En conversación con Cambio21, el militante PPD y director de BancoEstado se refirió a los efectos políticos que generará el desenlace de este escándalo, tanto para la UDI, el principal protagonista, como para los demás partidos.

Por lo pronto, el profesor de historia sigue con atención las alternativas del juicio y también se da tiempo para hablar de la Nueva Mayoría y del cambio de gabinete que, en su opinión, debiera ser “en febrero o marzo”, como asimismo del apoyo que la ciudadanía le sigue entregando a la Presidenta Michelle Bachelet.

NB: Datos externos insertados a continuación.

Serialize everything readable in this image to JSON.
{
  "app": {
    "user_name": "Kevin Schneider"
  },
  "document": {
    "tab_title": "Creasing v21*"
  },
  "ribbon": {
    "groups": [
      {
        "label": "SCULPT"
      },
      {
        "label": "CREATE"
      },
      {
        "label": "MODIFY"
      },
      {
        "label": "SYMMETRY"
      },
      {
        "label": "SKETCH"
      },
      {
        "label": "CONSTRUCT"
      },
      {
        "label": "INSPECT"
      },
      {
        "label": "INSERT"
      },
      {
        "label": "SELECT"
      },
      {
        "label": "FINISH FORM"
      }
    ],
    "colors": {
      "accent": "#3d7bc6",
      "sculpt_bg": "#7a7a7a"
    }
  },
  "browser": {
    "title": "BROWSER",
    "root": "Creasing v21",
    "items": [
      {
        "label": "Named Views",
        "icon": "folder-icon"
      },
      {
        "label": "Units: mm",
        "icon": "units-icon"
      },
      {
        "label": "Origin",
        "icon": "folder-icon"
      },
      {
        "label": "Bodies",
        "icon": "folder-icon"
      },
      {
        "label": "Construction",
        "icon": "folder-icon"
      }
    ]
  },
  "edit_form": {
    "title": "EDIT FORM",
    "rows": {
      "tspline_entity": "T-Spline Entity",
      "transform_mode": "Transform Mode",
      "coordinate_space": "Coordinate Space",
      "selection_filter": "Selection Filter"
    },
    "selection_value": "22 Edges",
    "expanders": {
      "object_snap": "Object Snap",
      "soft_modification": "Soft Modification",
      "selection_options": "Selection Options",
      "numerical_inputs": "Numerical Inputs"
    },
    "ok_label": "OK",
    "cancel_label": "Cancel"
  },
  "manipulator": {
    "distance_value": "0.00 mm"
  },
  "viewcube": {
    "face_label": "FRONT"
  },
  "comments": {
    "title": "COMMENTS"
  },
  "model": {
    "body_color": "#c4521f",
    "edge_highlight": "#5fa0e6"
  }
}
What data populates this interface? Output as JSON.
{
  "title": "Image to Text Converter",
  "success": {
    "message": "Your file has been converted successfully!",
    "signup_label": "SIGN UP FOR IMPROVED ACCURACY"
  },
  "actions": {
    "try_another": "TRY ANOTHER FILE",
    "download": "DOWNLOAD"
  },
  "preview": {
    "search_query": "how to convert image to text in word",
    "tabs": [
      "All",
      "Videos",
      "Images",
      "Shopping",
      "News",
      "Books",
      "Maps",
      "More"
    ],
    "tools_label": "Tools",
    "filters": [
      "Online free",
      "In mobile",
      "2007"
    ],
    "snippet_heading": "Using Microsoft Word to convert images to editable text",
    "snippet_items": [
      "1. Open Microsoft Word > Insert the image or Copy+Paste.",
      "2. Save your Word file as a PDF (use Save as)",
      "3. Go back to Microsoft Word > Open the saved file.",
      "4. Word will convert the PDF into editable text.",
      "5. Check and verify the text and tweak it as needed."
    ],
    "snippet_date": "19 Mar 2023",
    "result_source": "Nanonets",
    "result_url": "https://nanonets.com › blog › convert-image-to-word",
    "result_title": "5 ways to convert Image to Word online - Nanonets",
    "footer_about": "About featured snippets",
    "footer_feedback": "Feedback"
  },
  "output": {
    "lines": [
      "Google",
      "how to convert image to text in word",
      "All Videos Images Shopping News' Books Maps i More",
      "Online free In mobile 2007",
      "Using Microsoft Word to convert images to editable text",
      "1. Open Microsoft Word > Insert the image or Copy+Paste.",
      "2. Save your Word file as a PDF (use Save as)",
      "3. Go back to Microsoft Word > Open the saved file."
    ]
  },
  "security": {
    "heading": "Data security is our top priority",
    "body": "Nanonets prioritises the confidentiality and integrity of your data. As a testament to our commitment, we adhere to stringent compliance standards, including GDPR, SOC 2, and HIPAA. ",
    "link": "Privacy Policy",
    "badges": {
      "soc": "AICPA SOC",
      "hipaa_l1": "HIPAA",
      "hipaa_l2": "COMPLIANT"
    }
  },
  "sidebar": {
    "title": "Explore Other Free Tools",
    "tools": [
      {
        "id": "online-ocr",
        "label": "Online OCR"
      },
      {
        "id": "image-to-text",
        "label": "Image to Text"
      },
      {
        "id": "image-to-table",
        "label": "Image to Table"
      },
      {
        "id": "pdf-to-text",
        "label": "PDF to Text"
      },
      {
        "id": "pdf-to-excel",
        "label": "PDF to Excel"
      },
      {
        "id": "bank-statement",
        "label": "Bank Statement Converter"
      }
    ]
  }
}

Sobre el futuro del ex mandatario Sebastián Piñera, Vidal cree que es el único rostro de derecha “en serio” que puede ser candidato en 2017. Mal que mal no necesita “raspados de olla” para financiar su posible repostulación.

HECHOS Y CONDUCTAS

– ¿Qué elementos le entregó el caso Penta a la política chilena?
– Varios. Primero, el aumento del desprestigio. La gente y la ciudadanía no militante y no activa en política ven el caso Penta como la confirmación de que la política y los políticos son una manga de sinvergüenzas. Y este impacto se produce sobre la base de una ya pésima evaluación. Todas las encuestas colocan a los partidos en el último lugar de confianza y credibilidad. Segundo, está la relación entre el dinero y la política y, particularmente, entre la derecha, el dinero y la política. Penta constata lo que todo el mundo sabía, que era el brazo financiero de la UDI y comprueba la imperiosa necesidad de cortar el vínculo que no se pudo romper definitivamente en 2003.

– ¿Qué quedó pendiente?
– Nuestra propuesta en 2003 como Gobierno era financiamiento estatal, límite a las campañas y que no existiera donación privada de empresas. La UDI exigió para el acuerdo que las empresas donaran y ahora uno entiende por qué: en la última elección parlamentaria el 65% de las donaciones de las empresas fue para la derecha y 1/3 para la Nueva Mayoría. Y de los 2/3 de las donaciones para la derecha, a su vez, 2/3 de esos 2/3 fueron para la UDI.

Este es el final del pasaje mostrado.